S3 Event Stream

How to consume a message from a Kafka Topic and be notified when a new file is placed into a MinIO bucket?

All buckets in SDL have event notifications attached to them and will publish any new events to the Kafka topic: “minio-events”

In SDL JupyterHub
1. minio-events-consumer.ipynb is designed to consume the “minio-events” topic
2. Run all 3 code blocks and start the consumer
Go to SDL Object Store
1. Upload a file into the bucket of choice
Go to SDL Kafka
1. Refresh message page of the “minio-events” topic and you will see the event has been published to the “minio-events” topic
Go to SDL JupyterHub
1. You will see the message output of the consumer for the “minio-events” topic

Navigate to SDL Topics
- Home/Explore/Topics
- Click KAFKA CA EXPORT
- This will download a zip file with configurations and sample code for running an external Kafka Consumer
- Use the example template minio-events-consumer.ipynb as a starting point

Offset: This is a unique identifier assigned to each message within a partition in Kafka. It is essentially a sequence number that allows consumers to keep track of their position within a partition.
Filtering on Offset: This means consuming messages starting from a specific offset or within a range of offsets. For example, you might consume messages starting from offset 10 up to offset 20 in a partition. This allows you to skip earlier messages and start consuming from a particular point of interest.

Partition: Kafka topics are divided into partitions for parallel processing and scalability. Each partition is an ordered, immutable sequence of messages.
Filtering on Partitions: This involves specifying which partitions you want to consume messages from. For example, if a topic has 10 partitions, you might decide to consume messages only from partitions 2, 4, and 6.
Who Decides Partitions: Partitions are typically defined by the producer when the topic is created or configured. The producer decides how to distribute messages across partitions, which can be based on the message key (using a hash function) or a round-robin mechanism if no key is provided.

Serde: Stands for Serializer/Deserializer. It defines how keys and values are serialized (converted to bytes) when producing messages and deserialized (converted back to their original form) when consuming messages.
Filtering on Key Serde and Value Serde: This means filtering messages based on their serialized forms. For example, if you are only interested in messages where the key or value matches a certain pattern or format, you can apply filtering logic during deserialization to select only those messages.
Key Serde: Handles the serialization and deserialization of the message key.
Value Serde: Handles the serialization and deserialization of the message value.

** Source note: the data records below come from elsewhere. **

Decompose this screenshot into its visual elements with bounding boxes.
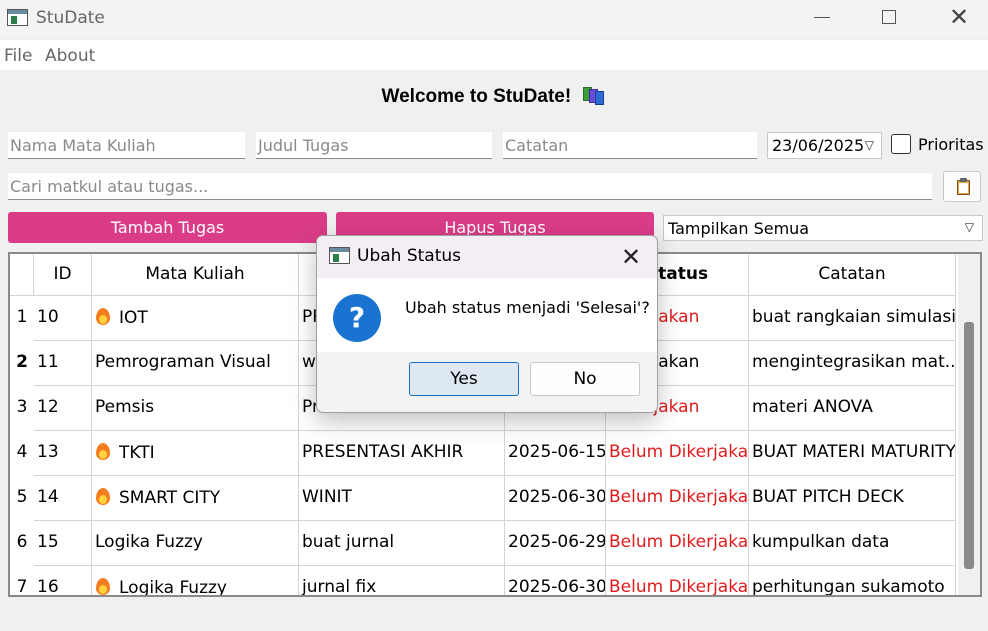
cell-judul: PRESENTASI AKHIR	[299, 431, 505, 476]
books-icon	[582, 86, 606, 105]
date-picker[interactable]: 23/06/2025 ▽	[767, 132, 882, 159]
cell-judul: jurnal fix	[299, 566, 505, 595]
table-row[interactable]: 16 Logika Fuzzy jurnal fix 2025-06-30 Be…	[34, 566, 956, 595]
row-number[interactable]: 4	[10, 431, 34, 462]
cell-deadline: 2025-06-29	[505, 521, 606, 566]
vertical-scrollbar[interactable]	[958, 254, 980, 595]
cell-deadline: 2025-06-15	[505, 431, 606, 476]
search-input[interactable]: Cari matkul atau tugas...	[8, 173, 932, 200]
prioritas-checkbox[interactable]	[891, 134, 911, 154]
cell-id: 12	[34, 386, 92, 431]
date-value: 23/06/2025	[772, 136, 865, 155]
close-button[interactable]: ✕	[928, 0, 988, 36]
header-id[interactable]: ID	[34, 254, 92, 296]
title-bar: StuDate ✕	[0, 0, 988, 38]
yes-button[interactable]: Yes	[409, 362, 519, 396]
cell-id: 10	[34, 296, 92, 341]
minimize-button[interactable]	[792, 0, 854, 36]
add-task-button[interactable]: Tambah Tugas	[8, 212, 327, 243]
header-catatan[interactable]: Catatan	[749, 254, 956, 296]
header-matkul[interactable]: Mata Kuliah	[92, 254, 299, 296]
cell-catatan: materi ANOVA	[749, 386, 956, 431]
close-icon: ✕	[620, 243, 642, 271]
cell-judul: buat jurnal	[299, 521, 505, 566]
cell-matkul: Logika Fuzzy	[92, 521, 299, 566]
welcome-text: Welcome to StuDate!	[381, 86, 572, 107]
table-row[interactable]: 15 Logika Fuzzy buat jurnal 2025-06-29 B…	[34, 521, 956, 566]
no-button[interactable]: No	[530, 362, 640, 396]
question-icon: ?	[333, 294, 381, 342]
cell-status: Belum Dikerjakan	[606, 431, 749, 476]
cell-matkul: IOT	[92, 296, 299, 341]
change-status-dialog: Ubah Status ✕ ? Ubah status menjadi 'Sel…	[316, 235, 658, 413]
cell-catatan: BUAT PITCH DECK	[749, 476, 956, 521]
row-number[interactable]: 1	[10, 296, 34, 327]
clipboard-button[interactable]	[943, 171, 981, 202]
cell-matkul: TKTI	[92, 431, 299, 476]
chevron-down-icon: ▽	[964, 220, 974, 234]
dialog-body: ? Ubah status menjadi 'Selesai'?	[317, 278, 657, 352]
app-icon	[7, 9, 28, 26]
judul-input[interactable]: Judul Tugas	[256, 132, 492, 159]
cell-catatan: kumpulkan data	[749, 521, 956, 566]
fire-icon	[95, 487, 111, 505]
cell-catatan: mengintegrasikan mat...	[749, 341, 956, 386]
dialog-title-bar: Ubah Status ✕	[317, 236, 657, 278]
dialog-message: Ubah status menjadi 'Selesai'?	[405, 298, 650, 317]
row-number[interactable]: 6	[10, 521, 34, 552]
cell-id: 16	[34, 566, 92, 595]
table-row[interactable]: 13 TKTI PRESENTASI AKHIR 2025-06-15 Belu…	[34, 431, 956, 476]
cell-deadline: 2025-06-30	[505, 566, 606, 595]
corner-header	[10, 254, 34, 296]
cell-matkul: Pemsis	[92, 386, 299, 431]
cell-catatan: buat rangkaian simulasi	[749, 296, 956, 341]
cell-status: Belum Dikerjakan	[606, 521, 749, 566]
cell-deadline: 2025-06-30	[505, 476, 606, 521]
dialog-close-button[interactable]: ✕	[613, 240, 649, 274]
cell-matkul: Pemrograman Visual	[92, 341, 299, 386]
maximize-button[interactable]	[858, 0, 920, 36]
menu-file[interactable]: File	[4, 46, 32, 66]
cell-matkul: SMART CITY	[92, 476, 299, 521]
cell-id: 13	[34, 431, 92, 476]
welcome-heading: Welcome to StuDate!	[0, 86, 988, 108]
maximize-icon	[882, 10, 896, 24]
cell-id: 11	[34, 341, 92, 386]
menu-about[interactable]: About	[45, 46, 95, 66]
cell-judul: WINIT	[299, 476, 505, 521]
chevron-down-icon: ▽	[864, 138, 874, 152]
cell-catatan: perhitungan sukamoto	[749, 566, 956, 595]
menu-bar: File About	[0, 40, 988, 70]
dialog-title: Ubah Status	[357, 246, 462, 266]
row-number[interactable]: 7	[10, 566, 34, 595]
cell-status: Belum Dikerjakan	[606, 566, 749, 595]
row-number[interactable]: 3	[10, 386, 34, 417]
cell-id: 14	[34, 476, 92, 521]
row-number[interactable]: 5	[10, 476, 34, 507]
app-icon	[329, 247, 350, 264]
fire-icon	[95, 577, 111, 595]
scrollbar-thumb[interactable]	[964, 322, 974, 569]
filter-select[interactable]: Tampilkan Semua ▽	[663, 215, 983, 241]
filter-value: Tampilkan Semua	[668, 219, 810, 238]
cell-id: 15	[34, 521, 92, 566]
window-title: StuDate	[36, 8, 105, 28]
fire-icon	[95, 307, 111, 325]
cell-matkul: Logika Fuzzy	[92, 566, 299, 595]
table-row[interactable]: 14 SMART CITY WINIT 2025-06-30 Belum Dik…	[34, 476, 956, 521]
row-number[interactable]: 2	[10, 341, 34, 372]
cell-catatan: BUAT MATERI MATURITY	[749, 431, 956, 476]
catatan-input[interactable]: Catatan	[503, 132, 757, 159]
minimize-icon	[814, 17, 830, 18]
prioritas-label: Prioritas	[918, 135, 984, 154]
cell-status: Belum Dikerjakan	[606, 476, 749, 521]
close-icon: ✕	[948, 3, 970, 31]
fire-icon	[95, 442, 111, 460]
matkul-input[interactable]: Nama Mata Kuliah	[8, 132, 245, 159]
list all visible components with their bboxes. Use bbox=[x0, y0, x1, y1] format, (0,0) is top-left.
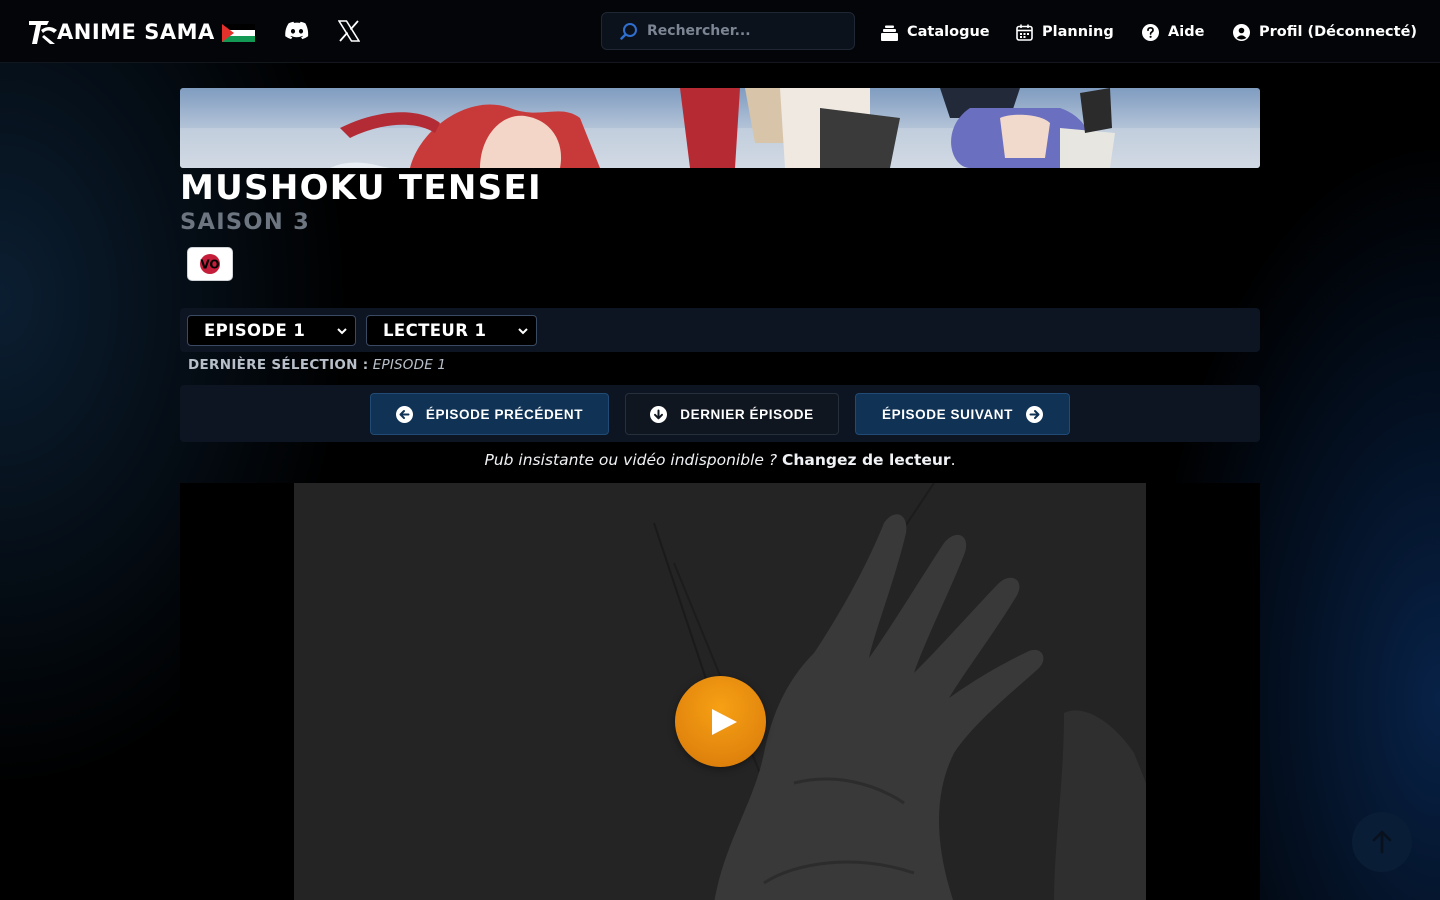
last-episode-label: DERNIER ÉPISODE bbox=[680, 406, 814, 422]
video-player[interactable] bbox=[294, 483, 1146, 900]
chevron-down-icon bbox=[337, 328, 347, 335]
nav-profil[interactable]: Profil (Déconnecté) bbox=[1233, 20, 1417, 44]
search-box bbox=[601, 12, 855, 50]
help-icon bbox=[1142, 23, 1159, 41]
top-navbar: ANIME SAMA Catalogue bbox=[0, 0, 1440, 63]
nav-aide-label: Aide bbox=[1168, 24, 1205, 40]
discord-icon[interactable] bbox=[285, 21, 309, 41]
last-selection-value: EPISODE 1 bbox=[372, 357, 447, 373]
change-player-link[interactable]: Changez de lecteur bbox=[782, 451, 951, 469]
arrow-left-circle-icon bbox=[395, 405, 413, 423]
last-episode-button[interactable]: DERNIER ÉPISODE bbox=[625, 393, 839, 435]
play-icon bbox=[711, 708, 737, 735]
search-input[interactable] bbox=[647, 23, 837, 39]
anime-title: MUSHOKU TENSEI bbox=[180, 168, 542, 208]
last-selection: DERNIÈRE SÉLECTION : EPISODE 1 bbox=[188, 357, 446, 373]
player-help-text: Pub insistante ou vidéo indisponible ? bbox=[484, 451, 778, 469]
lecteur-select-value: LECTEUR 1 bbox=[383, 321, 487, 340]
episode-navigation-bar: ÉPISODE PRÉCÉDENT DERNIER ÉPISODE ÉPISOD… bbox=[180, 385, 1260, 442]
previous-episode-label: ÉPISODE PRÉCÉDENT bbox=[425, 406, 584, 422]
arrow-right-circle-icon bbox=[1026, 405, 1044, 423]
logo-text: ANIME SAMA bbox=[57, 20, 215, 44]
catalogue-icon bbox=[881, 25, 898, 41]
last-selection-label: DERNIÈRE SÉLECTION : bbox=[188, 357, 369, 373]
episode-page-content: MUSHOKU TENSEI SAISON 3 VO EPISODE 1 LEC… bbox=[180, 88, 1260, 900]
player-help-end: . bbox=[950, 451, 956, 469]
play-button[interactable] bbox=[675, 676, 766, 767]
calendar-icon bbox=[1016, 24, 1033, 41]
scroll-to-top-button[interactable] bbox=[1352, 812, 1412, 872]
arrow-down-circle-icon bbox=[650, 405, 668, 423]
language-badge-text: VO bbox=[200, 258, 219, 272]
anime-banner-image bbox=[180, 88, 1260, 168]
next-episode-label: ÉPISODE SUIVANT bbox=[881, 406, 1014, 422]
nav-planning[interactable]: Planning bbox=[1016, 20, 1114, 44]
nav-planning-label: Planning bbox=[1042, 24, 1114, 40]
x-twitter-icon[interactable] bbox=[338, 20, 360, 42]
next-episode-button[interactable]: ÉPISODE SUIVANT bbox=[855, 393, 1070, 435]
nav-aide[interactable]: Aide bbox=[1142, 20, 1204, 44]
site-logo[interactable]: ANIME SAMA bbox=[27, 16, 215, 48]
episode-select[interactable]: EPISODE 1 bbox=[187, 315, 356, 346]
nav-catalogue-label: Catalogue bbox=[907, 24, 990, 40]
nav-catalogue[interactable]: Catalogue bbox=[881, 20, 990, 44]
previous-episode-button[interactable]: ÉPISODE PRÉCÉDENT bbox=[370, 393, 609, 435]
episode-select-value: EPISODE 1 bbox=[204, 321, 306, 340]
language-flag-vo[interactable]: VO bbox=[187, 247, 233, 281]
search-icon bbox=[620, 23, 637, 40]
user-icon bbox=[1233, 23, 1250, 41]
chevron-down-icon bbox=[518, 328, 528, 335]
japan-vo-flag-icon: VO bbox=[200, 254, 220, 274]
nav-profil-label: Profil (Déconnecté) bbox=[1259, 24, 1418, 40]
video-player-container bbox=[180, 483, 1260, 900]
episode-selector-bar: EPISODE 1 LECTEUR 1 bbox=[180, 308, 1260, 352]
arrow-up-icon bbox=[1372, 830, 1392, 854]
palestine-flag-icon[interactable] bbox=[222, 24, 255, 42]
lecteur-select[interactable]: LECTEUR 1 bbox=[366, 315, 537, 346]
player-help-note: Pub insistante ou vidéo indisponible ? C… bbox=[180, 451, 1260, 469]
logo-mark-icon bbox=[29, 21, 57, 44]
season-title: SAISON 3 bbox=[180, 209, 311, 235]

The following event notification types are available on each bucket:

PUT: This event is triggered when an object is created or updated in the bucket. In the context of MinIO, this corresponds to the putObject operation, where new objects are uploaded or existing objects are overwritten.
GET: This event is triggered when an object is read from the bucket. In MinIO, this corresponds to the getObject operation, where objects are retrieved or accessed from the storage.
DELETE: This event is triggered when an object is removed from the bucket. This corresponds to the removeObject operation, where objects are deleted from the storage.
REPLICA: This event is related to the replication process. It is triggered when an object is replicated from one bucket to another, typically in a multi-region or disaster recovery setup. This ensures data redundancy and availability across different geographical locations.
ILM (Intelligent Lifecycle Management): This event is triggered by actions related to lifecycle management policies. ILM policies automate the transition of objects between different storage classes (e.g., from standard to archival storage) or the expiration of objects after a certain period.
SCANNER: This event is triggered by background scanner processes. In MinIO, scanners typically run to verify the integrity of the stored objects, check for data consistency, or perform data healing in erasure-coded setups.